Research

With the aim of quantifying, predicting and controlling cancer evolution, here are the ongoing projects in the lab.

Quantifying Phenotypic Diversity using Cellular Activities

Cancer cells stray from normal hierarchies and the expression markers to identify them during tissue homeostasis. They however display strong convergence on the phenotypic traits they must acquire to survive and invade distant organs (the Cancer “Hallmarks”). We thus aim to phenotypically describe cancer cells according to what they do, rather than what they are, using single-cell technologies. We are validating specific signatures adequate to single-cell data, via exogenous inductions of selected key cell functions in vitro. This will help us quantify phenotypic diversity and follow its dynamics in different cancer settings.

Relevant Publications:

  1. Assessing Cell Activities rather than Identities to Interpret Intra-Tumor Phenotypic Diversity and Its Dynamics. iScience, 2020.

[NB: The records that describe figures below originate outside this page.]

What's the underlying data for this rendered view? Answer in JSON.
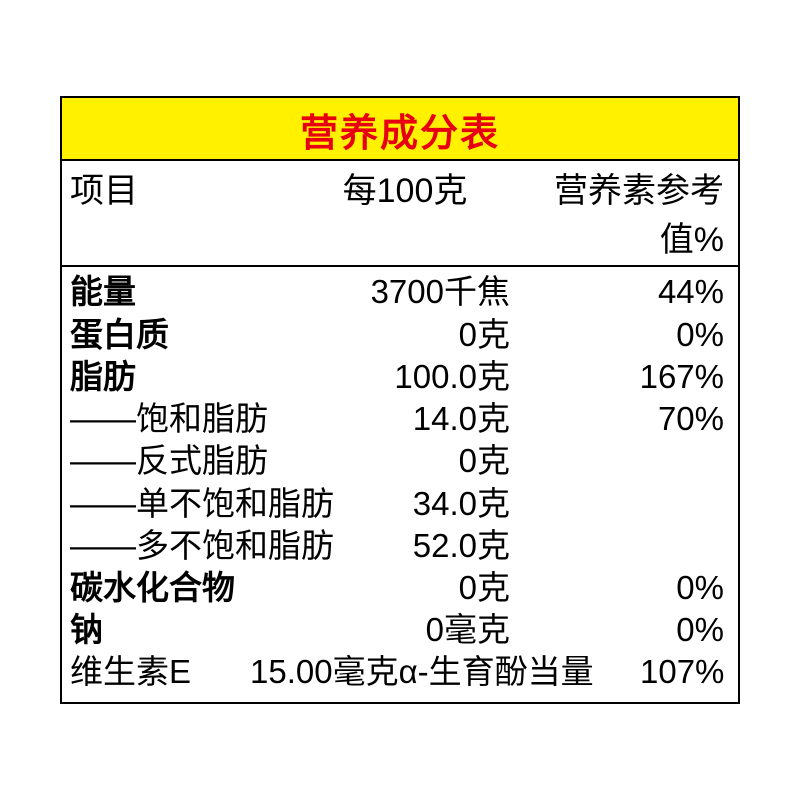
{
  "table": {
    "title": "营养成分表",
    "title_color": "#e60012",
    "title_bg": "#fff100",
    "border_color": "#000000",
    "background_color": "#ffffff",
    "header": {
      "item": "项目",
      "per": "每100克",
      "nrv": "营养素参考值%"
    },
    "rows": [
      {
        "label": "能量",
        "value": "3700千焦",
        "nrv": "44%",
        "bold": true,
        "sub": false
      },
      {
        "label": "蛋白质",
        "value": "0克",
        "nrv": "0%",
        "bold": true,
        "sub": false
      },
      {
        "label": "脂肪",
        "value": "100.0克",
        "nrv": "167%",
        "bold": true,
        "sub": false
      },
      {
        "label": "——饱和脂肪",
        "value": "14.0克",
        "nrv": "70%",
        "bold": false,
        "sub": true
      },
      {
        "label": "——反式脂肪",
        "value": "0克",
        "nrv": "",
        "bold": false,
        "sub": true
      },
      {
        "label": "——单不饱和脂肪",
        "value": "34.0克",
        "nrv": "",
        "bold": false,
        "sub": true
      },
      {
        "label": "——多不饱和脂肪",
        "value": "52.0克",
        "nrv": "",
        "bold": false,
        "sub": true
      },
      {
        "label": "碳水化合物",
        "value": "0克",
        "nrv": "0%",
        "bold": true,
        "sub": false
      },
      {
        "label": "钠",
        "value": "0毫克",
        "nrv": "0%",
        "bold": true,
        "sub": false
      }
    ],
    "vite_row": {
      "label": "维生素E",
      "value": "15.00毫克α-生育酚当量",
      "nrv": "107%"
    },
    "font_sizes": {
      "title": 38,
      "header": 34,
      "body": 33
    }
  }
}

Dynamics of Resistance in Breast Cancer

We aim to understand how plasticity and genetic instability shape the dynamics of resistance, using in vitro models of triple negative breast cancers. This is a collaboration with the Puisieux team (CRCL / Institut Curie). We aim to understand how plasticity and genomic instability influence how resistance emerges and what the dynamics of the process are. In collaboration with experimental biology (A Vigneron, CRCL) and mathematics research groups (E Grenier, INRIA / ENS Lyon), we further are developing a framework to personalise the scheduling of metabolism-targeting therapies, based on the intrinsic evolutionary characteristics of each cancer.

Relevant publications:

  1. Spatial Transcriptomics Reveal Pitfalls and Opportunities for the Detection of Rare High-Plasticity Breast Cancer Subtypes. Laboratory Investigation, 2023.
  2. A stemness-related ZEB1-MSRB3 axis governs cellular pliancy and breast cancer genome stability. Nature Medicine, 2017.

Dynamics of Progression in Oral Squamous Cell Cancers (OSCC)

We aim understand the genetic makeup of normal oral squamous mucosa as tissue ages, in order to model its genetic composition over time for both healthy and malignant evolutionary outcomes. This integrates a larger effort led by the Saintigny Team and European colleagues (EuroHNPACT) to understand the dynamics of progression, from normal to pre-malignancy to cancer in OSCC, and identify novel treatment and surveillance strategies.

Relevant publications:

  1. Quantifying local malignant adaptation in tissue‐specific evolutionary trajectories by harnessing cancer’s repeatability at the genetic level. Evolutionary Applications, 2019.
  2. Separating the Local and Malignant Dimensions of Cancer Adaptation. Cancer Informatics, 2019.